All Aboard the Louis Vuitton Train
This evening, Nicolas Ghesquière staged his Fall 2025 Louis Vuitton collection inside a space designed to look like a Parisian train station. There were nods to the city’s Gare du Nord, with cast iron windows and arched facades, some of which were decorated with video screens playing images featuring the shadows of people walking. The seating for the show was more mid-century modern, as were the lights that lined the space, but all juxtaposed with the Beaux-Arts style columns and walls, one of which featured a giant clock.
Ghesquière wrote in his show notes that he was specifically inspired by station platforms and the people standing at them, coming from and going on their journeys. He was also, of course, inspired by the house’s beginnings as a luggage maker—the first practical flat-top travel trunk was invented by Louis Vuitton in 1858.
But as a whole, the collection is one that “pulls into a station where all emotions converge," he wrote. "Impatience with the ticking of the clock. At the end of the same platform is the hopefulness of love or the melancholy of separation. The enthusiasm of departure or the comfort of return. The euphoria of discovery.”
The clothes certainly evoked a feeling of intrepidness, whether in the ease of an oversized striped jumpsuit and scarf tie or the glamour of a throw-on-and-go tank top paired with a multi-layered ruffle skirt. The see-through rubber trenches that opened the show also recalled a classic piece of travel attire, though in Ghesquière’s station, women wear leather Bermuda shorts with circular cargo pockets and shirts with abstract neon prints.

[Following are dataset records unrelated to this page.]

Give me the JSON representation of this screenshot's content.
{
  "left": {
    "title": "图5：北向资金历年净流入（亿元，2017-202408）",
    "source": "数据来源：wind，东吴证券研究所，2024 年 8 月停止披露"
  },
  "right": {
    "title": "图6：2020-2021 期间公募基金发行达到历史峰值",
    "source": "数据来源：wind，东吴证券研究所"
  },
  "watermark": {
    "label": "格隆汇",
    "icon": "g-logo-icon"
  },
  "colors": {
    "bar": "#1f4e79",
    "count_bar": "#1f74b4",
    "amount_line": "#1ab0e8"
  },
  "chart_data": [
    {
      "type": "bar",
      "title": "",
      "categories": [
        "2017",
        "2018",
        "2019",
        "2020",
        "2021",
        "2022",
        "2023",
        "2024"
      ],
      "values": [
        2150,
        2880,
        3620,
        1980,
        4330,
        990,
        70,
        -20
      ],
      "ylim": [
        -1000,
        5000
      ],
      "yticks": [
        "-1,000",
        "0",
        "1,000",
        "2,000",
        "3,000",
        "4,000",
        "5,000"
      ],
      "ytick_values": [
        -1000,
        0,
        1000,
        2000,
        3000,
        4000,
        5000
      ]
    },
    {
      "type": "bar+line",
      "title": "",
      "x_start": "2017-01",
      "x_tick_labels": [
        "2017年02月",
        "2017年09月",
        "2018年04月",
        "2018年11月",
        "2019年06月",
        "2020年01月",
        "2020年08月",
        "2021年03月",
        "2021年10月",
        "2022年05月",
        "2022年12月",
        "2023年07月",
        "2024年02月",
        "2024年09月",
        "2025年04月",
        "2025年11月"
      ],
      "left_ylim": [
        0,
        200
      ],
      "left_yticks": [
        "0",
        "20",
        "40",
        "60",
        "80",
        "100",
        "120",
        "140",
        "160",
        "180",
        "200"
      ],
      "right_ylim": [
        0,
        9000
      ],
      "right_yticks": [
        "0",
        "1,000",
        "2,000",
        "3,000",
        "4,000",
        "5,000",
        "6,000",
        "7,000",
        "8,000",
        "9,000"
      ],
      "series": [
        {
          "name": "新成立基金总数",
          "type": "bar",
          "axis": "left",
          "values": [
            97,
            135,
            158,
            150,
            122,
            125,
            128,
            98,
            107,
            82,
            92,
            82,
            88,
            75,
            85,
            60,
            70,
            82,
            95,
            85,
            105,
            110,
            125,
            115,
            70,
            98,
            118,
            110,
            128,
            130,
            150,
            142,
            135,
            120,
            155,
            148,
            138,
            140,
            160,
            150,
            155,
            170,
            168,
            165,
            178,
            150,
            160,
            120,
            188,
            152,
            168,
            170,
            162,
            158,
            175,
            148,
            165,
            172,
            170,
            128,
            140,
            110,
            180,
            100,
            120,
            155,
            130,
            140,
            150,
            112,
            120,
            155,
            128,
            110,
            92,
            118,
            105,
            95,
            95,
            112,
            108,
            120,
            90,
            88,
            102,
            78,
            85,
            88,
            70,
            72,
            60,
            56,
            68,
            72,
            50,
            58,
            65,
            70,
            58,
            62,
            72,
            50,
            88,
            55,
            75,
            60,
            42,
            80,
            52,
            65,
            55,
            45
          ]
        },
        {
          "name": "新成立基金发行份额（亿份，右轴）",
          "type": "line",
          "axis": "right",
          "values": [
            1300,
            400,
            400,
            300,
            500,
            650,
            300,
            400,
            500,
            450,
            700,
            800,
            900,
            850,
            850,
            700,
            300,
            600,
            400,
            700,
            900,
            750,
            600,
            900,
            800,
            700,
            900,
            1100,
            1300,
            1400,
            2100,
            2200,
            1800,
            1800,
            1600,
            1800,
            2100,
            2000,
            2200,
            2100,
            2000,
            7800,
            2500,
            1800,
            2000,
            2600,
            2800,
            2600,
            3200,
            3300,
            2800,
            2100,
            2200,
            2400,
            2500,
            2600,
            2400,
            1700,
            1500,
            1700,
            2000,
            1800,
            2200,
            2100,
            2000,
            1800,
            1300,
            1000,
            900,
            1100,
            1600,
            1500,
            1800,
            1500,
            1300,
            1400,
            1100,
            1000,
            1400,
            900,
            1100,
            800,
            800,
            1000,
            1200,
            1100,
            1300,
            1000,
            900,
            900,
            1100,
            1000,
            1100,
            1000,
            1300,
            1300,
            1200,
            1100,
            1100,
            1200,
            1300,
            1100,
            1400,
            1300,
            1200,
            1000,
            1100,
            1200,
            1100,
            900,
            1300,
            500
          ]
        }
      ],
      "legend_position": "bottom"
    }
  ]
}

Other models waiting to board the make-believe Vuitton train were dressed in decade-spanning slinky dresses that were a little boho and a little old-world fabulous and accessorized with hat trunks and sculptural pill-box toppers. There were giant cape coats with chunky LV monogram belt bags, as well as textures that ran the gamut from ethereal and soft to luxe and substantial, fur and velvets and pretty silks included.
Ghesquière put a little bit of everything into this collection, perhaps nodding to the idea that hanging out at a train platform, you’re likely to come face-to-face with a mish-mash of fashion choices, from commuters dressed for work to travelers in casual, comfortable gear to those impossibly well-heeled women who manage to look incredible no matter where they’re going by plane, train, or car.
The Vuitton woman, according to Ghesquière, is all of those things. In his own words, she’s all aboard and all about “enchantment and adventure.”